A General Motors (GM) está intensificando sua aposta no mercado brasileiro com um investimento adicional de R$ 3,5 bilhões. Esse valor se soma aos R$ 7 bilhões já anunciados em 2026, elevando o total para R$ 10,5 bilhões até 2028. O anúncio foi feito em Brasília, durante um evento que contou com a presença do vice-presidente da República, Geraldo Alckmin e executivos da companhia.
Os novos recursos serão direcionados principalmente para as operações no Estado de São Paulo com foco na renovação do portfólio da Chevrolet incorporação de novas tecnologias, modernização das fábricas e ampliação das capacidades de engenharia e manufatura. A empresa destaca que o investimento também contribuirá para a geração de empregos qualificados e para o fortalecimento da competitividade da indústria automotiva nacional.
Transformação tecnológica e modernização industrial
O presidente da General Motors América do SulThomas Owsianski afirmou que o setor automotivo está passando por uma transformação tecnológica significativa. O novo aporte permitirá ampliar a capacidade de desenvolvimento e produção de veículos no país, além de acelerar a adoção de novas tecnologias.
“Decisões de investimento dessa magnitude exigem visão de longo prazo e um ambiente que ofereça previsibilidade, segurança jurídica e condições adequadas para a produção local“, disse Owsianski. Ele destacou que o Brasil possui uma sólida base industrial capacidade de engenharia, mercado consumidor relevante e profissionais altamente qualificados, fatores essenciais para sustentar o desenvolvimento da indústria automotiva.
Proposta de incentivo à produção local
Além do investimento, a GM apresentou uma proposta ao vice-presidente Geraldo Alckmin para incentivar a produção local de veículos. A ideia é estabelecer benefícios tributários atrelados ao volume de automóveis produzidos no Brasil, semelhante ao modelo adotado no México.

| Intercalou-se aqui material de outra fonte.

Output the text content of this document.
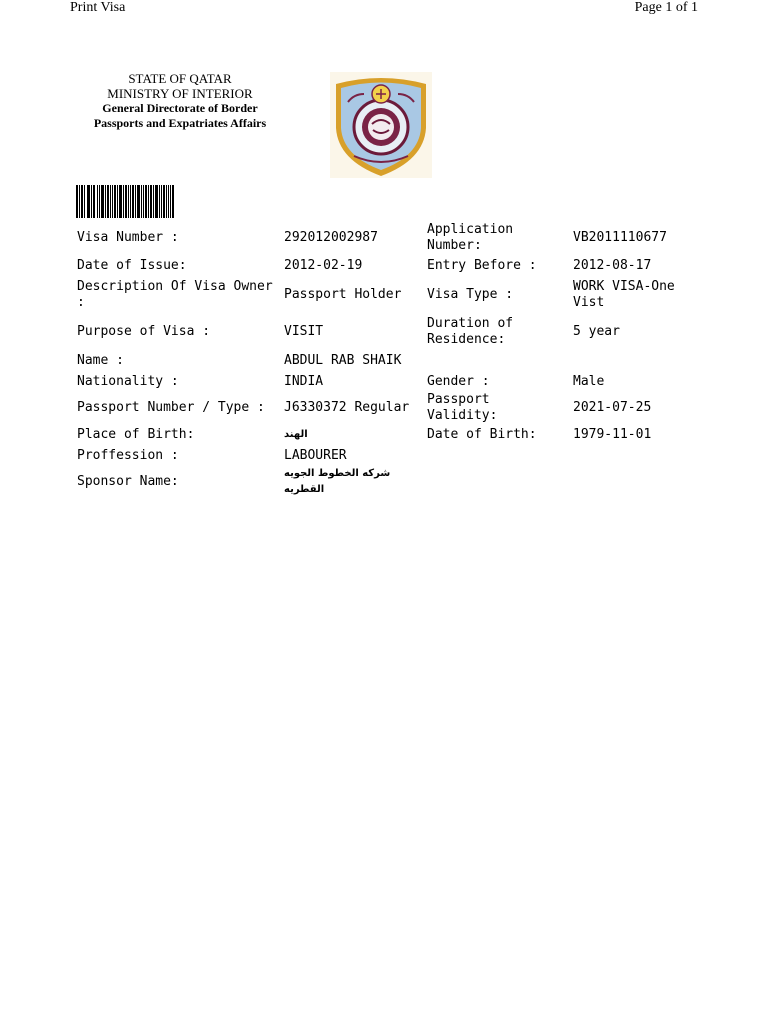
Print Visa	Page 1 of 1
STATE OF QATAR
MINISTRY OF INTERIOR
General Directorate of Border
Passports and Expatriates Affairs
Visa Number :	292012002987	Application Number:	VB2011110677
Date of Issue:	2012-02-19	Entry Before :	2012-08-17
Description Of Visa Owner :	Passport Holder	Visa Type :	WORK VISA-One Vist
Purpose of Visa :	VISIT	Duration of Residence:	5 year
Name :	ABDUL RAB SHAIK		
Nationality :	INDIA	Gender :	Male
Passport Number / Type :	J6330372 Regular	Passport Validity:	2021-07-25
Place of Birth:	الهند	Date of Birth:	1979-11-01
Proffession :	LABOURER		
Sponsor Name:	شركه الخطوط الجويه القطريه		
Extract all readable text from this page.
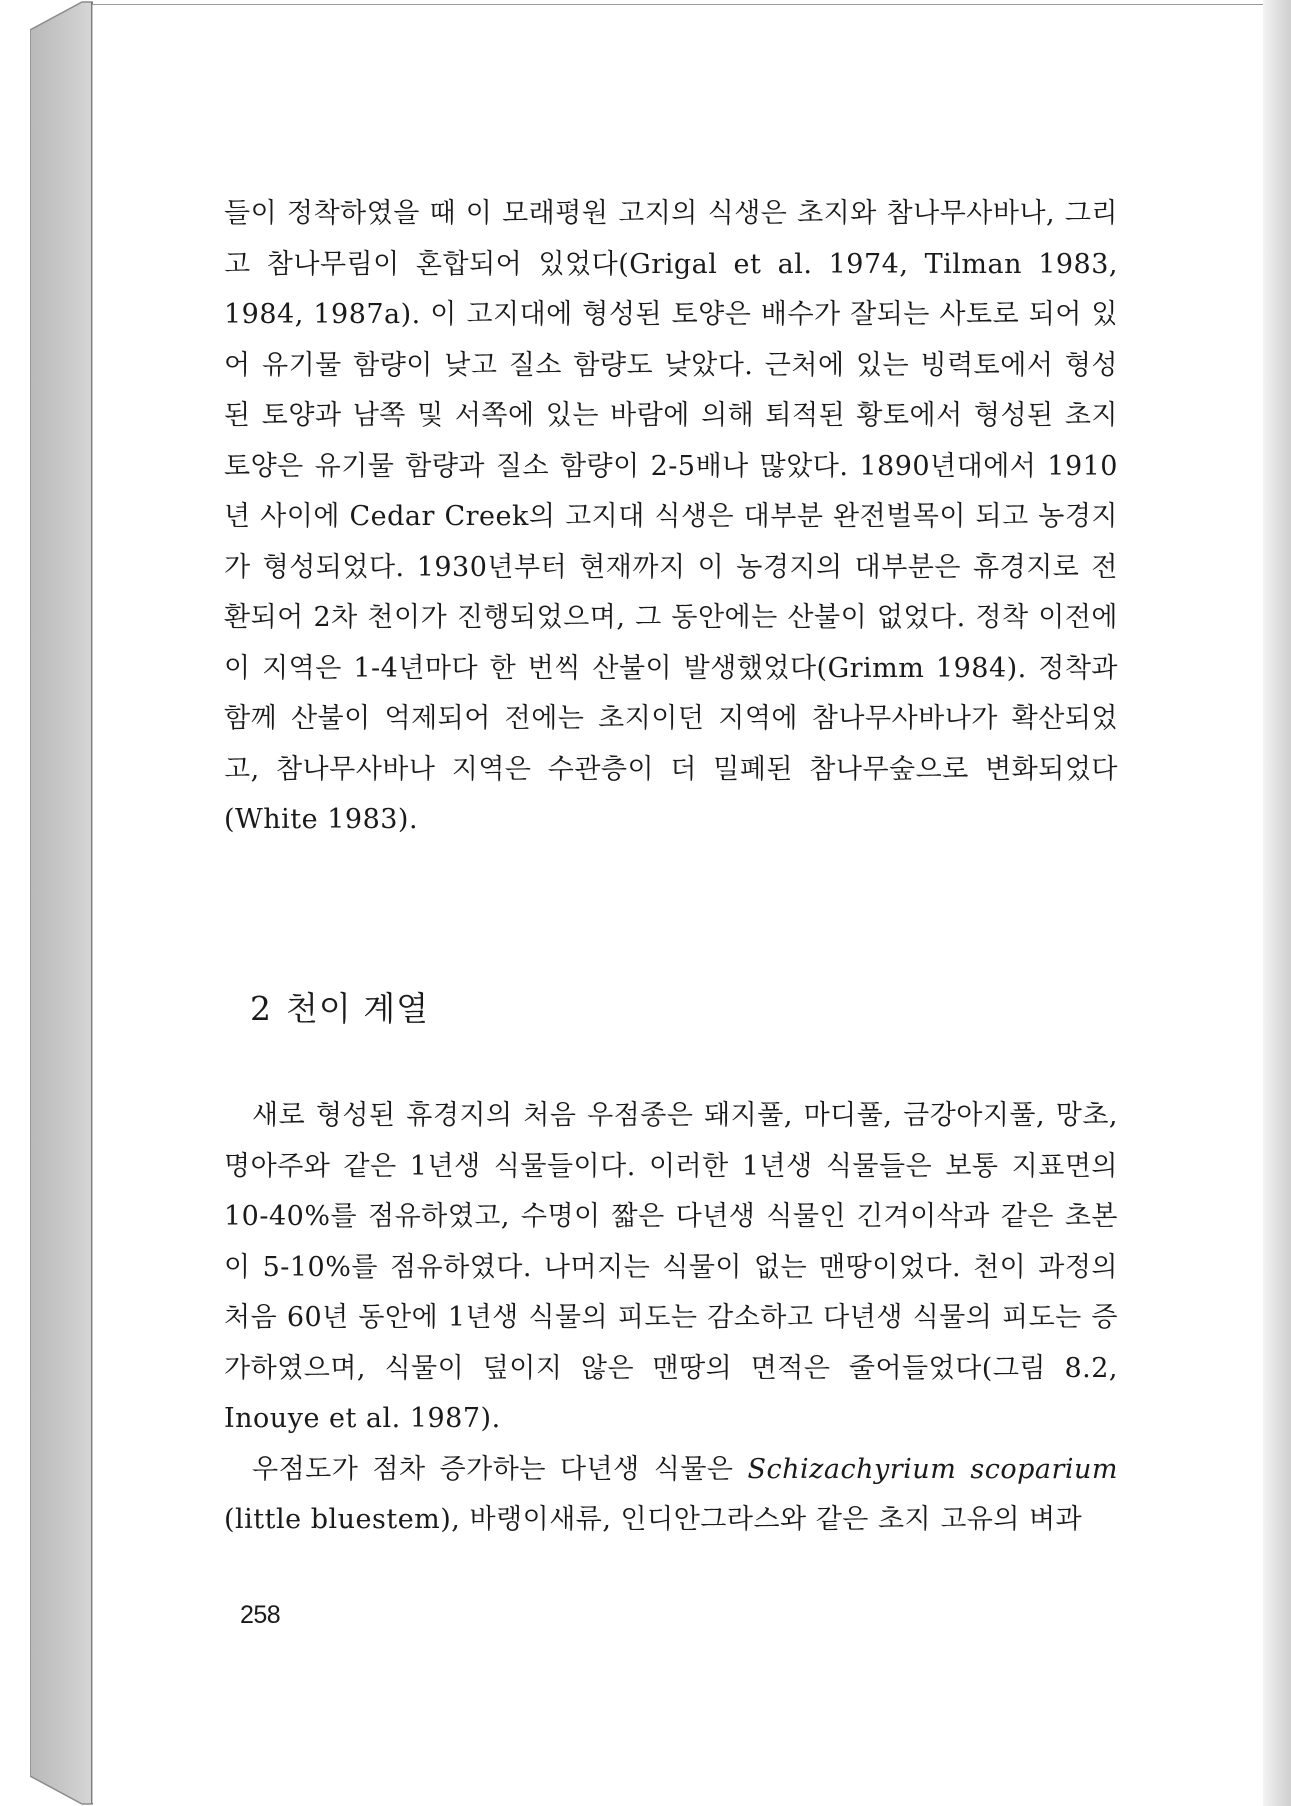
들이 정착하였을 때 이 모래평원 고지의 식생은 초지와 참나무사바나, 그리고 참나무림이 혼합되어 있었다(Grigal et al. 1974, Tilman 1983, 1984, 1987a). 이 고지대에 형성된 토양은 배수가 잘되는 사토로 되어 있어 유기물 함량이 낮고 질소 함량도 낮았다. 근처에 있는 빙력토에서 형성된 토양과 남쪽 및 서쪽에 있는 바람에 의해 퇴적된 황토에서 형성된 초지 토양은 유기물 함량과 질소 함량이 2-5배나 많았다. 1890년대에서 1910년 사이에 Cedar Creek의 고지대 식생은 대부분 완전벌목이 되고 농경지가 형성되었다. 1930년부터 현재까지 이 농경지의 대부분은 휴경지로 전환되어 2차 천이가 진행되었으며, 그 동안에는 산불이 없었다. 정착 이전에 이 지역은 1-4년마다 한 번씩 산불이 발생했었다(Grimm 1984). 정착과 함께 산불이 억제되어 전에는 초지이던 지역에 참나무사바나가 확산되었고, 참나무사바나 지역은 수관층이 더 밀폐된 참나무숲으로 변화되었다 (White 1983).

2 천이 계열

새로 형성된 휴경지의 처음 우점종은 돼지풀, 마디풀, 금강아지풀, 망초, 명아주와 같은 1년생 식물들이다. 이러한 1년생 식물들은 보통 지표면의 10-40%를 점유하였고, 수명이 짧은 다년생 식물인 긴겨이삭과 같은 초본이 5-10%를 점유하였다. 나머지는 식물이 없는 맨땅이었다. 천이 과정의 처음 60년 동안에 1년생 식물의 피도는 감소하고 다년생 식물의 피도는 증가하였으며, 식물이 덮이지 않은 맨땅의 면적은 줄어들었다(그림 8.2, Inouye et al. 1987).

우점도가 점차 증가하는 다년생 식물은 Schizachyrium scoparium (little bluestem), 바랭이새류, 인디안그라스와 같은 초지 고유의 벼과

258
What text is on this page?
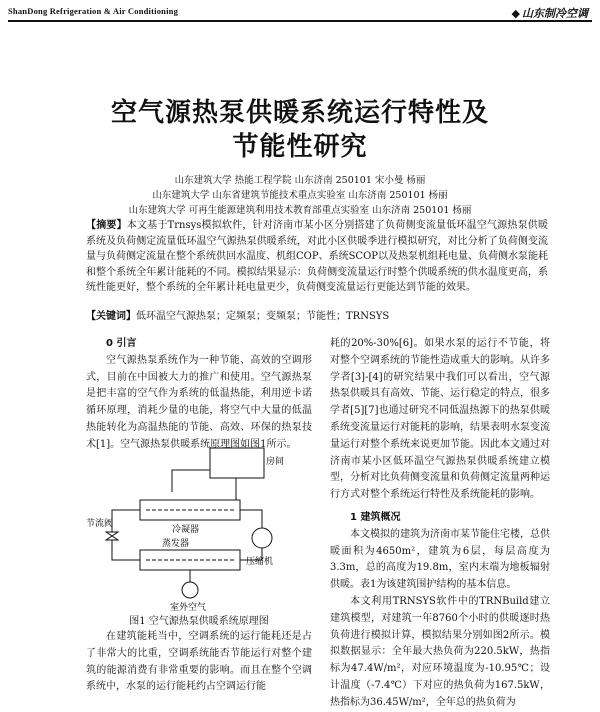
ShanDong Refrigeration & Air Conditioning	◆ 山东制冷空调
空气源热泵供暖系统运行特性及
节能性研究
山东建筑大学 热能工程学院 山东济南 250101 宋小曼 杨丽
山东建筑大学 山东省建筑节能技术重点实验室 山东济南 250101 杨丽
山东建筑大学 可再生能源建筑利用技术教育部重点实验室 山东济南 250101 杨丽
【摘要】本文基于Trnsys模拟软件，针对济南市某小区分别搭建了负荷侧变流量低环温空气源热泵供暖系统及负荷侧定流量低环温空气源热泵供暖系统，对此小区供暖季进行模拟研究，对比分析了负荷侧变流量与负荷侧定流量在整个系统供回水温度、机组COP、系统SCOP以及热泵机组耗电量、负荷侧水泵能耗和整个系统全年累计能耗的不同。模拟结果显示：负荷侧变流量运行时整个供暖系统的供水温度更高，系统性能更好，整个系统的全年累计耗电量更少，负荷侧变流量运行更能达到节能的效果。
【关键词】低环温空气源热泵；定频泵；变频泵；节能性；TRNSYS

0 引言

空气源热泵系统作为一种节能、高效的空调形式，目前在中国被大力的推广和使用。空气源热泵是把丰富的空气作为系统的低温热能，利用逆卡诺循环原理，消耗少量的电能，将空气中大量的低温热能转化为高温热能的节能、高效、环保的热泵技术[1]。空气源热泵供暖系统原理图如图1所示。

房间
节流阀
冷凝器
蒸发器
压缩机
室外空气
图1 空气源热泵供暖系统原理图

在建筑能耗当中，空调系统的运行能耗还是占了非常大的比重，空调系统能否节能运行对整个建筑的能源消费有非常重要的影响。而且在整个空调系统中，水泵的运行能耗约占空调运行能

耗的20%-30%[6]。如果水泵的运行不节能，将对整个空调系统的节能性造成重大的影响。从许多学者[3]-[4]的研究结果中我们可以看出，空气源热泵供暖具有高效、节能、运行稳定的特点，很多学者[5][7]也通过研究不同低温热源下的热泵供暖系统变流量运行对能耗的影响，结果表明水泵变流量运行对整个系统来说更加节能。因此本文通过对济南市某小区低环温空气源热泵供暖系统建立模型，分析对比负荷侧变流量和负荷侧定流量两种运行方式对整个系统运行特性及系统能耗的影响。

1 建筑概况

本文模拟的建筑为济南市某节能住宅楼，总供暖面积为4650m²，建筑为6层，每层高度为3.3m，总的高度为19.8m，室内末端为地板辐射供暖。表1为该建筑围护结构的基本信息。

本文利用TRNSYS软件中的TRNBuild建立建筑模型，对建筑一年8760个小时的供暖逐时热负荷进行模拟计算，模拟结果分别如图2所示。模拟数据显示：全年最大热负荷为220.5kW，热指标为47.4W/m²，对应环境温度为-10.95℃；设计温度（-7.4℃）下对应的热负荷为167.5kW，热指标为36.45W/m²，全年总的热负荷为
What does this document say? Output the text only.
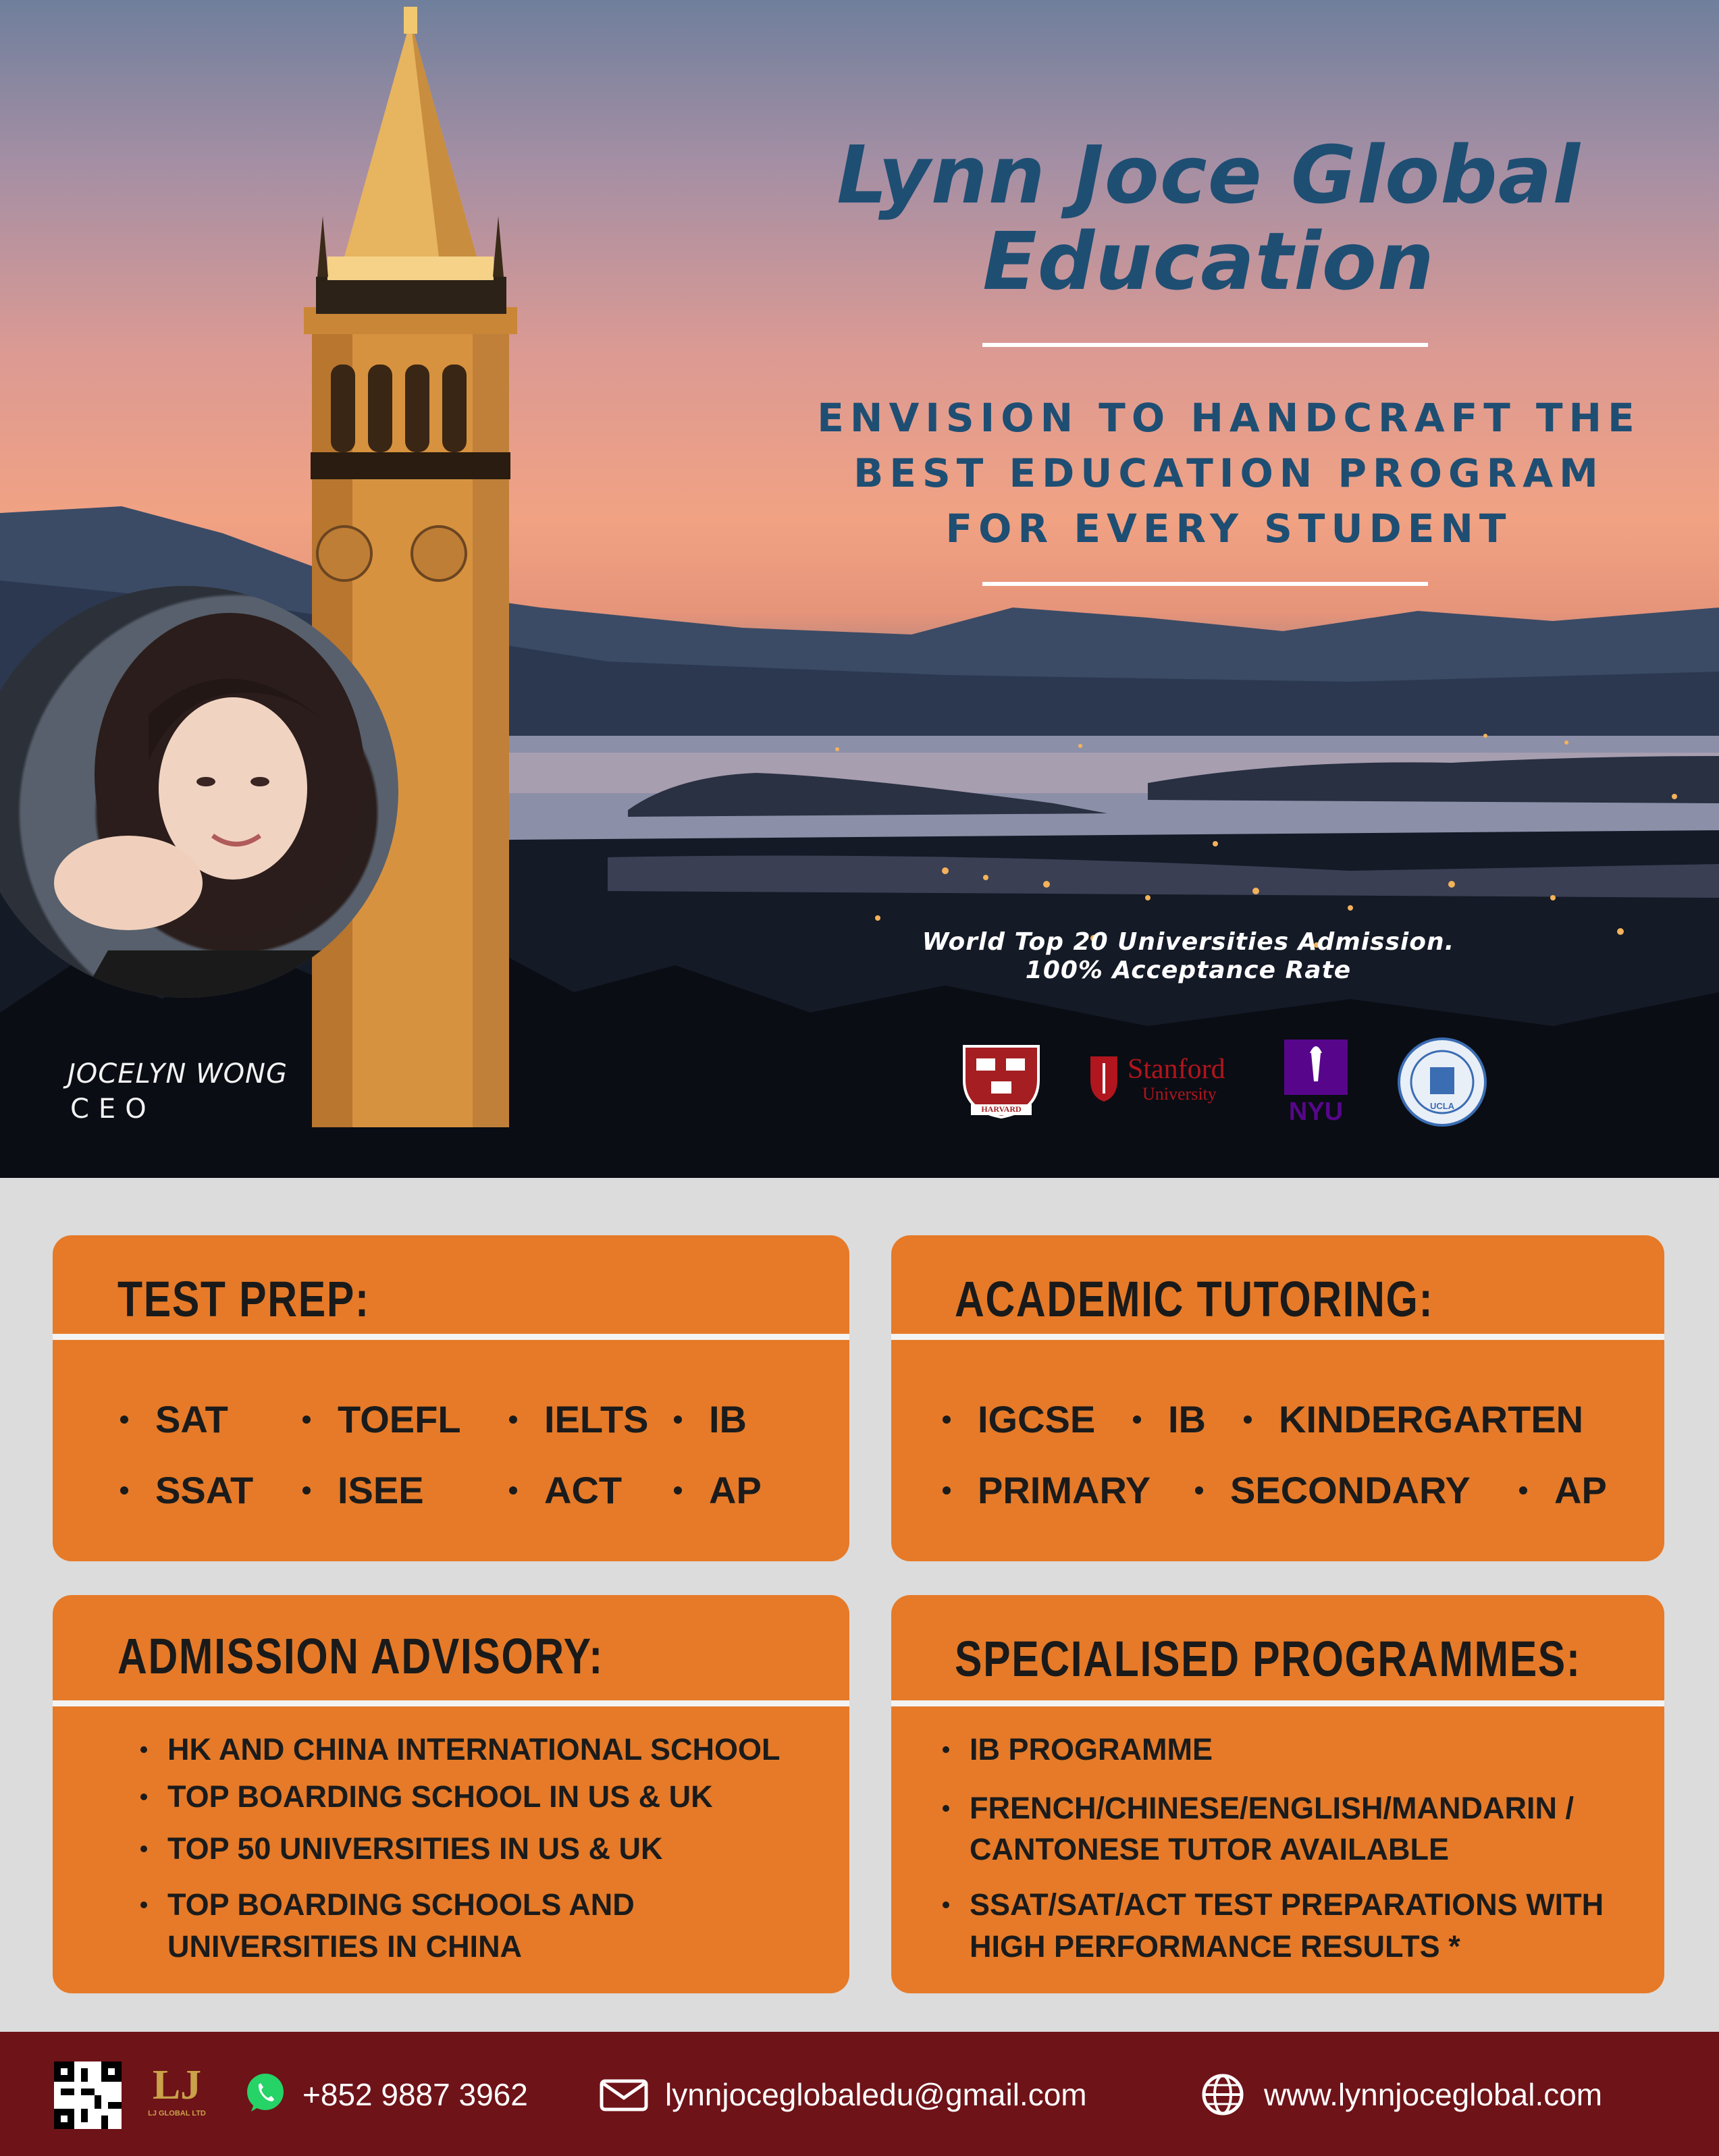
Lynn Joce Global
Education
ENVISION TO HANDCRAFT THE
BEST EDUCATION PROGRAM
FOR EVERY STUDENT
JOCELYN WONG
CEO
World Top 20 Universities Admission.
100% Acceptance Rate
HARVARD
Stanford
University
NYU	UCLA
TEST PREP:
SAT	TOEFL	IELTS	IB
SSAT	ISEE	ACT	AP
ACADEMIC TUTORING:
IGCSE	IB	KINDERGARTEN
PRIMARY	SECONDARY	AP
ADMISSION ADVISORY:
HK AND CHINA INTERNATIONAL SCHOOL
TOP BOARDING SCHOOL IN US & UK
TOP 50 UNIVERSITIES IN US & UK
TOP BOARDING SCHOOLS AND
UNIVERSITIES IN CHINA
SPECIALISED PROGRAMMES:
IB PROGRAMME
FRENCH/CHINESE/ENGLISH/MANDARIN /
CANTONESE TUTOR AVAILABLE
SSAT/SAT/ACT TEST PREPARATIONS WITH
HIGH PERFORMANCE RESULTS *
LJ
LJ GLOBAL LTD
+852 9887 3962	lynnjoceglobaledu@gmail.com	www.lynnjoceglobal.com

Segundo o vice-presidente da GM América do Sul, Fabio Rua a proposta visa evitar disputas sobre cotas de importação no setor. “Procuramos estudar as referências internacionais. Nesse caso, o México é um exemplo, mas podemos aprimorar o modelo deles“, afirmou Rua. A GM sugere que, para cada 100 mil carros fabricados no país, a empresa tenha direito a uma cota de 10 mil carros com isenção tributária, que poderiam ser veículos elétricos ou híbridos.
A discussão sobre incentivos à produção local surge em um contexto de renovação de cotas de importação com alíquota zero para veículos eletrificados desmontados (CKD) e semidesmontados (SKD), beneficiando principalmente a chinesa BYD. A GM critica essa medida, argumentando que ela não estimula o desenvolvimento da indústria e da cadeia produtiva do setor automotivo.
Impacto na indústria automotiva brasileira
A Associação Nacional dos Fabricantes de Veículos Automotores (Anfavea) também criticou a renovação das cotas de importação, destacando os riscos aos investimentos das empresas do setor no país. A associação salientou que a medida contraria os interesses dos trabalhadores, das fabricantes nacionais de veículos e das empresas brasileiras de autopeças.
A BYD por sua vez, argumenta que as isenções ajudam a manter menores os preços dos carros elétricos, o que tem contribuído para o aumento de suas vendas no Brasil. A empresa anunciou recentemente a abertura de 1,6 mil vagas para um terceiro turno de produção em seu complexo de Camaçari (BA) tornando-se uma das maiores empregadoras do estado.
O investimento da GM e a proposta de incentivo à produção local refletem a importância estratégica do Brasil para a indústria automotiva global. Com um mercado consumidor relevante e uma base industrial sólida, o país está se posicionando como um polo produtor e exportador significativo para a América do Sul.